The product does not restrict or incorrectly restricts access to a resource from an unauthorized actor.

Related CAPEC definitions

An adversary leverages the capability to execute their own script by embedding it within other scripts that the target software is likely to execute due to programs' vulnerabilities that are brought on by allowing remote hosts to execute scripts.
An adversary installs or adds malicious logic (also known as malware) into a seemingly benign component of a fielded system. This logic is often hidden from the user of the system and works behind the scenes to achieve negative impacts. With the proliferation of mass digital storage and inexpensive multimedia devices, Bluetooth and 802.11 support, new attack vectors for spreading malware are emerging for things we once thought of as innocuous greeting cards, picture frames, or digital projectors. This pattern of attack focuses on systems already fielded and used in operation as opposed to systems and their components that are still under development and part of the supply chain.
An adversary exploits a weakness in access control to modify the execution parameters of a Windows service. The goal of this attack is to execute a malicious binary in place of an existing service.
An adversary exploits a weakness in authorization and installs a new root certificate on a compromised system. Certificates are commonly used for establishing secure TLS/SSL communications within a web browser. When a user attempts to browse a website that presents a certificate that is not trusted an error message will be displayed to warn the user of the security risk. Depending on the security settings, the browser may not allow the user to establish a connection to the website. Adversaries have used this technique to avoid security warnings prompting users when compromised systems connect over HTTPS to adversary controlled web servers that spoof legitimate websites in order to collect login credentials.
An adversary, through a previously installed malicious application, issues an intent directed toward a specific trusted application's component in an attempt to achieve a variety of different objectives including modification of data, information disclosure, and data injection. Components that have been unintentionally exported and made public are subject to this type of an attack. If the component trusts the intent's action without verififcation, then the target application performs the functionality at the adversary's request, helping the adversary achieve the desired negative technical impact.
An adversary, through a malicious web page, accesses application specific functionality by leveraging interfaces registered through WebView's addJavascriptInterface API. Once an interface is registered to WebView through addJavascriptInterface, it becomes global and all pages loaded in the WebView can call this interface.
An attacker with access to data files and processes on a victim's system injects malicious data into critical operational data during configuration or recalibration, causing the victim's system to perform in a suboptimal manner that benefits the adversary.
An adversary obtains unauthorized information due to insecure or incomplete data deletion in a multi-tenant environment.
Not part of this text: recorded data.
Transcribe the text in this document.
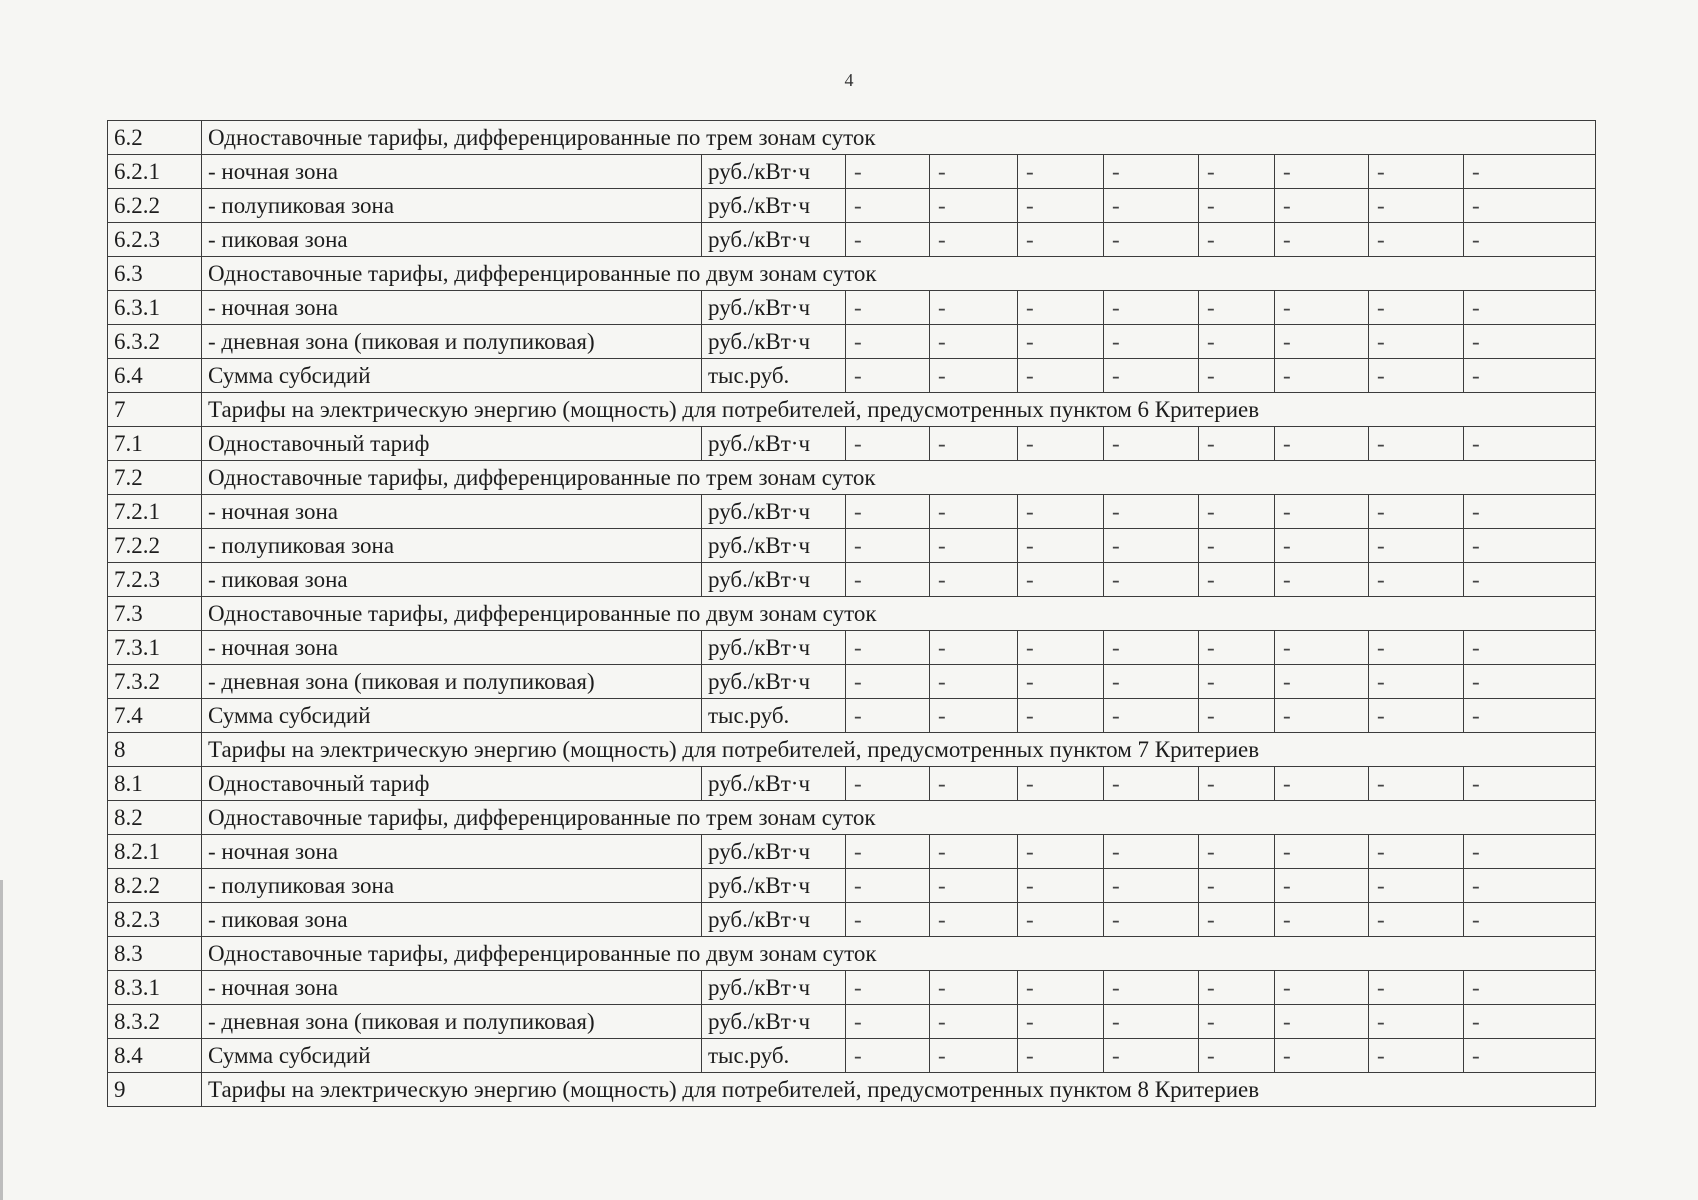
4
6.2	Одноставочные тарифы, дифференцированные по трем зонам суток									
6.2.1	- ночная зона	руб./кВт·ч	-	-	-	-	-	-	-	-
6.2.2	- полупиковая зона	руб./кВт·ч	-	-	-	-	-	-	-	-
6.2.3	- пиковая зона	руб./кВт·ч	-	-	-	-	-	-	-	-
6.3	Одноставочные тарифы, дифференцированные по двум зонам суток									
6.3.1	- ночная зона	руб./кВт·ч	-	-	-	-	-	-	-	-
6.3.2	- дневная зона (пиковая и полупиковая)	руб./кВт·ч	-	-	-	-	-	-	-	-
6.4	Сумма субсидий	тыс.руб.	-	-	-	-	-	-	-	-
7	Тарифы на электрическую энергию (мощность) для потребителей, предусмотренных пунктом 6 Критериев									
7.1	Одноставочный тариф	руб./кВт·ч	-	-	-	-	-	-	-	-
7.2	Одноставочные тарифы, дифференцированные по трем зонам суток									
7.2.1	- ночная зона	руб./кВт·ч	-	-	-	-	-	-	-	-
7.2.2	- полупиковая зона	руб./кВт·ч	-	-	-	-	-	-	-	-
7.2.3	- пиковая зона	руб./кВт·ч	-	-	-	-	-	-	-	-
7.3	Одноставочные тарифы, дифференцированные по двум зонам суток									
7.3.1	- ночная зона	руб./кВт·ч	-	-	-	-	-	-	-	-
7.3.2	- дневная зона (пиковая и полупиковая)	руб./кВт·ч	-	-	-	-	-	-	-	-
7.4	Сумма субсидий	тыс.руб.	-	-	-	-	-	-	-	-
8	Тарифы на электрическую энергию (мощность) для потребителей, предусмотренных пунктом 7 Критериев									
8.1	Одноставочный тариф	руб./кВт·ч	-	-	-	-	-	-	-	-
8.2	Одноставочные тарифы, дифференцированные по трем зонам суток									
8.2.1	- ночная зона	руб./кВт·ч	-	-	-	-	-	-	-	-
8.2.2	- полупиковая зона	руб./кВт·ч	-	-	-	-	-	-	-	-
8.2.3	- пиковая зона	руб./кВт·ч	-	-	-	-	-	-	-	-
8.3	Одноставочные тарифы, дифференцированные по двум зонам суток									
8.3.1	- ночная зона	руб./кВт·ч	-	-	-	-	-	-	-	-
8.3.2	- дневная зона (пиковая и полупиковая)	руб./кВт·ч	-	-	-	-	-	-	-	-
8.4	Сумма субсидий	тыс.руб.	-	-	-	-	-	-	-	-
9	Тарифы на электрическую энергию (мощность) для потребителей, предусмотренных пунктом 8 Критериев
If a cloud provider fails to completely delete storage and data from former cloud tenants' systems/resources, once these resources are allocated to new, potentially malicious tenants, the latter can probe the provided resources for sensitive information still there.
When an operating system starts, it also starts programs called services or daemons. Adversaries may install a new service which will be executed at startup (on a Windows system, by modifying the registry). The service name may be disguised by using a name from a related operating system or benign software. Services are usually run with elevated privileges.
When an operating system starts, it also starts programs called services or daemons. Modifying existing services may break existing services or may enable services that are disabled/not commonly used.
An adversary exploits a weakness in authentication to install malware that alters the functionality and information provide by targeted operating system API calls. Often referred to as rootkits, it is often used to hide the presence of programs, files, network connections, services, drivers, and other system components.
When a file is opened, its file handler is checked to determine which program opens the file. File handlers are configuration properties of many operating systems. Applications can modify the file handler for a given file extension to call an arbitrary program when a file with the given extension is opened.
An adversary exploits weaknesses in privilege management or access control to replace a trusted executable with a malicious version and enable the execution of malware when that trusted executable is called.
An adversary manipulates the files in a shared location by adding malicious programs, scripts, or exploit code to valid content. Once a user opens the shared content, the tainted content is executed.
An adversaries may add malicious content to a website through the open file share and then browse to that content with a web browser to cause the server to execute the content. The malicious content will typically run under the context and permissions of the web server process, often resulting in local system or administrative privileges depending on how the web server is configured.
Operating system allows logon scripts to be run whenever a specific user or users logon to a system. If adversaries can access these scripts, they may insert additional code into the logon script. This code can allow them to maintain persistence or move laterally within an enclave because it is executed every time the affected user or users logon to a computer. Modifying logon scripts can effectively bypass workstation and enclave firewalls. Depending on the access configuration of the logon scripts, either local credentials or a remote administrative account may be necessary.
An adversary exploits a weakness in access control to disable security tools so that detection does not occur. This can take the form of killing processes, deleting registry keys so that tools do not start at run time, deleting log files, or other methods.